You might not know this, but I’ve dabbled in the screenwriting of commercial motion pictures. Perhaps you’ve heard of some of them: The Usual Suspects, Fargo, Titanic, Gladiator, No Country for Old Men, The Hurt Locker. Well, okay, so I didn’t write any of those, but if I hadn’t been so busy surfing the Web every day, I probably could have.
Anyway, here’s a screenplay I’m shopping around the movie studios right now. It’s titled The Monster That Ate Hollywood’s Lunch! A guy is charged a late fee when he returns a rented movie. Pissed off, he starts a little company that rents DVDs by mail. Pretty soon, it’s mailing more than a million DVDs every day. Hollywood is amused by the startup. But then the little company becomes wildly successful, begins to dominate Internet movie streaming, and eventually overwhelms the Hollywood studios, as well as cable and satellite. The End. But for some reason, none of the studios wants to hear this story. I can’t understand why. It seems like a terrific summer blockbuster to me.

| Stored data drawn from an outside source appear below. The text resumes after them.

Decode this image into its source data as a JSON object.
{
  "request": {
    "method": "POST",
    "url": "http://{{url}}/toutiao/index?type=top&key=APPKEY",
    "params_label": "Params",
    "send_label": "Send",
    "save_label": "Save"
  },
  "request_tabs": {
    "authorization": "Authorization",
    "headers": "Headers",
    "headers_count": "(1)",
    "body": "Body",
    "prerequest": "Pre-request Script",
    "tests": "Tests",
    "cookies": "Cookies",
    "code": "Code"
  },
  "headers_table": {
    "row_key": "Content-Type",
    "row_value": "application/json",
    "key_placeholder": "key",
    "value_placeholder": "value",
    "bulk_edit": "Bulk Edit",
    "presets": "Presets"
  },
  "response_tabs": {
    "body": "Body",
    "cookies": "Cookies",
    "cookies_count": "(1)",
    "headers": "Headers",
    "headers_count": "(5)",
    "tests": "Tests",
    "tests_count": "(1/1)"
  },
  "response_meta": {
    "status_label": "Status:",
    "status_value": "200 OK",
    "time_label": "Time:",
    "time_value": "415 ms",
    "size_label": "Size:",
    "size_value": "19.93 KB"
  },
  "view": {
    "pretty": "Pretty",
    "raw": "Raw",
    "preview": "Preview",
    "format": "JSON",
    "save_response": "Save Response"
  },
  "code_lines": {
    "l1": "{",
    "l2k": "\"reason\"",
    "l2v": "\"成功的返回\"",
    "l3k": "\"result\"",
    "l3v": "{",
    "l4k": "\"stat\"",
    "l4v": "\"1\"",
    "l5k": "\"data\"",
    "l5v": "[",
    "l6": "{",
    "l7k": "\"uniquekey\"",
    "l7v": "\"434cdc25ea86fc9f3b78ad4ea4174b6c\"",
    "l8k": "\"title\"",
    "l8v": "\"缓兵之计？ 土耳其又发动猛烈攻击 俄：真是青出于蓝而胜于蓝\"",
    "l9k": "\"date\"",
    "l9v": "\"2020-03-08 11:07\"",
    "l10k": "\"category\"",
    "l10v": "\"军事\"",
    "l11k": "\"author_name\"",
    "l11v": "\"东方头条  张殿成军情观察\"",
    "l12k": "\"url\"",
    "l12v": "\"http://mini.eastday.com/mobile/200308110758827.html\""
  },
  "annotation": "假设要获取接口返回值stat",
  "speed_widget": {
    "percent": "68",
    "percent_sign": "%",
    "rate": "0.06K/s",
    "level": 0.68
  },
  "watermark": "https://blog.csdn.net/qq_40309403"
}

Of course, my screenplay is based on the Netflix story. From its humble beginnings in 1997, Netflix has become the world’s leading Internet service for viewing movies and TV shows. The number of subscribers rose to 17 million, up 53% from a year ago, and its stock price has increased ninefold in the last 2 years. Netflix recently announced a new plan: For $7.99 a month, subscribers can watch unlimited streaming content over their computers and TVs. Some of the pundits in Hollywood worry that Netflix, with its clout growing daily, will soon be powerful enough to dictate terms and pricing to the studios.
Movie studios are certainly mindful of the predicament of their sister industry, the record business. Thanks to the Web, its old business model was completely shredded and rewritten. Much to the dismay of the old labels, Apple is now Numero Uno in the music biz. Along the same lines, Netflix, perhaps unlike some movie studios, now realizes that the future of the movie biz lies in streaming and is rapidly transforming itself into a streaming juggernaut. (It accounts for one-fifth of U.S. Web traffic during peak hours.) And whenever there’s a tectonic quake, like going from discs to streaming, the power structure gets shaken up. Understandably, some in the Hollywood establishment see Netflix as a mortal threat.